Faits marquants scientifiques 2018

31 juillet 2018

De multiples recherches sont aujourd'hui orientées vers le développement de nouveaux colorants comme milieu actif de cellules solaires. Une famille de molécules, dites "push-pull", se révèle particulièrement intéressante car ces molécules associent un groupement donneur et un groupement accepteur d'électron. Le transfert de charge (CT) prononcé dans l'état photo-excité est un critère favorable à l'injection de charge dans la cellule photovoltaïque.

En solution, deux phénomènes opposés peuvent fortement influencer ce processus moléculaire : alors qu'un milieu polaire favorise la séparation de charge, la solvatation réduit l’énergie en excès de l’état excité et facilite son retour à l’état fondamental. La présente étude de la dynamique de l'état excité d'un colorant de type "push-pull" par fluorescence résolue en temps à l'échelle sub-picoseconde, permet de mieux maitriser ces comportements [1], et ouvre la voie à plusieurs pistes pour la conception de colorants actifs en cellule photovoltaïque aux propriétés améliorés.

27 mars 2018

Fort de l'expérience développées ces dernières années en simulation de la tranmission d'impulsions lumineuses ultra-courtes à travers des systèmes optiques simples ou relativement complexes, l'équipe PHI du Lidyl propose une méthode pour modifier à volonté et de façon conséquente la vitesse de propagation du maximum d'intensité d'une impulsion lumineuse, cette vitesse pouvant même devenir négative !

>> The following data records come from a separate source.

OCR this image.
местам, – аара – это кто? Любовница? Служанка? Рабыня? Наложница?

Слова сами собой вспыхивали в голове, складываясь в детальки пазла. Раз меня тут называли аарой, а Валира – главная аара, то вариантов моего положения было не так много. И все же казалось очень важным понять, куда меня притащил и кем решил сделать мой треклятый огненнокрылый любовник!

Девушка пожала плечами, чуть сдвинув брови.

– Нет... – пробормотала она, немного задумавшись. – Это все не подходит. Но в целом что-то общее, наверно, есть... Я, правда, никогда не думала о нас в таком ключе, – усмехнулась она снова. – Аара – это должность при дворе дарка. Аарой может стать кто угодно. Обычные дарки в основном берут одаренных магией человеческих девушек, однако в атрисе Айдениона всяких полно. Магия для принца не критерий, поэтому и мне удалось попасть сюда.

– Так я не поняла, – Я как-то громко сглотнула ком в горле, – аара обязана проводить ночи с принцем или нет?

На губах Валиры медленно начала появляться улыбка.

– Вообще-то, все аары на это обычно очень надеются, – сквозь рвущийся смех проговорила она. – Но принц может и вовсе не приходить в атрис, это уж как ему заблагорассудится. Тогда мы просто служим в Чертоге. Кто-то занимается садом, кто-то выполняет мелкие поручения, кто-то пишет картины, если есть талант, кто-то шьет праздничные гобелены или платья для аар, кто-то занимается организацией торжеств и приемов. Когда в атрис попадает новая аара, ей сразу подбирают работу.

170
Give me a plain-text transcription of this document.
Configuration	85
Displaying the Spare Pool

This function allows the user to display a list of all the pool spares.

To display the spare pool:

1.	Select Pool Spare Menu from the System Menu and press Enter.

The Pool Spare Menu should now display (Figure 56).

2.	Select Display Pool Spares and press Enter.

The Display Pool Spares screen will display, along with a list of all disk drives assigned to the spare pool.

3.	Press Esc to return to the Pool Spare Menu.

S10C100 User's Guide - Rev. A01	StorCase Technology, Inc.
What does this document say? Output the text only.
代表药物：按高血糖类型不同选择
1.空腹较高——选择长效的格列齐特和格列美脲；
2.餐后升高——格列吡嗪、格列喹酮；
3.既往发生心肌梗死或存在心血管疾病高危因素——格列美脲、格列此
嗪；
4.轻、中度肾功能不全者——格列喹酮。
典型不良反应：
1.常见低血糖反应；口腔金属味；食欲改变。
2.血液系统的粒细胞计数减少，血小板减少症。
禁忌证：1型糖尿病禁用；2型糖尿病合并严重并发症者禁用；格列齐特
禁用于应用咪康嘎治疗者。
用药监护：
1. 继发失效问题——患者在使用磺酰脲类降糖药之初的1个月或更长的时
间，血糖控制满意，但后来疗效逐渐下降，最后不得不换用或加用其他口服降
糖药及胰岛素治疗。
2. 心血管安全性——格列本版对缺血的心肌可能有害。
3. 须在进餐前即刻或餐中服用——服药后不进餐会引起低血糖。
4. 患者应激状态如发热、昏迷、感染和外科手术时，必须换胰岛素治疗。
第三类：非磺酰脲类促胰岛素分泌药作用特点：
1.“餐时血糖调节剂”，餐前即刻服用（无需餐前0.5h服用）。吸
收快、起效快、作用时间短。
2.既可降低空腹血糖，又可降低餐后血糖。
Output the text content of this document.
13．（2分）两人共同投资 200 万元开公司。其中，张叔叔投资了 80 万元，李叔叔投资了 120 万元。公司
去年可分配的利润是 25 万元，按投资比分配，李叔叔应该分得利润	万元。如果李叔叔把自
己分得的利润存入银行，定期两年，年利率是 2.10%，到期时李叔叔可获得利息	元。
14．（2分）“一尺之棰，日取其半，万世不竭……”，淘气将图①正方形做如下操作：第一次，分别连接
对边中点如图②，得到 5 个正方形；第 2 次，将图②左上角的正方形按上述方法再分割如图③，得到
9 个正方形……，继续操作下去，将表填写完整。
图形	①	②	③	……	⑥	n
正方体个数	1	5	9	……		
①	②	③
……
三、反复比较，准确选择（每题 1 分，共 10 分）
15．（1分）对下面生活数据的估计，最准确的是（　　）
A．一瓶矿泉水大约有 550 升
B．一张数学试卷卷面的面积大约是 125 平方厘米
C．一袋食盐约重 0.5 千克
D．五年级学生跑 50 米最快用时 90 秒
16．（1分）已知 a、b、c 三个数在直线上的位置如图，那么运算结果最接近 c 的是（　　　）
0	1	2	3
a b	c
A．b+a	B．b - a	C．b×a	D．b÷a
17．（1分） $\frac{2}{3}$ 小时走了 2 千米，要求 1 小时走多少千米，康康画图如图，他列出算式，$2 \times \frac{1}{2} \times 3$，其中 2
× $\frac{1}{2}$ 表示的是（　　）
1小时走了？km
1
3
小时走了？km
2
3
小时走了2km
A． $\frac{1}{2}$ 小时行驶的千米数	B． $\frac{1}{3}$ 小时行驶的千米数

Le dispositif proposé est simple et consiste à jouer sur le large domaine spectral que présente une impulsion courte (femtoseconde : 10-15 s) et le chromatisme du dispositif. Les avancées dans ce domaine sont rapides puisqu'une équipe américaine a déjà réussi à mettre expérimentalement en évidence le phénomène. Cette nouvelle possibilité de façonner les impulsions lumineuses a de multiples applications potentielles : accélération de particules, physique des plasmas, expériences résolues en temps à l'échelle sub femtoseconde...

18 janvier 2018

Les télomères*, régions de l’ADN situées sur les extrémités des chromosomes, jouent un rôle important dans la division cellulaire, la cancérogénèse et le vieillissement. Leur fonction biologique peut être perturbée par des dommages oxydatifs, que l' on pensait uniquement provoqués par l’interaction de l’ADN avec d’autres molécules (issues du métabolisme ou reliées à la pollution et la prise des médicaments) agissant comme oxydants.

Dans le cadre du projet ANR OPHID coordonnée par le LIDYL, et d’une Chaire d’Alembert (IDEX – Univ. Paris-Saclay) attribuée à R. Improta (accueilli au LIDYL), il est montré que la lumière ultraviolette de basse énergie, absorbée directement par de l’ADN télomérique, génère des radicaux conduisant à des dommages oxydatifs [1].


*Télomère : région hautement répétitive, donc a priori non codante, d'ADN présente à l'extrémité des chromosomes.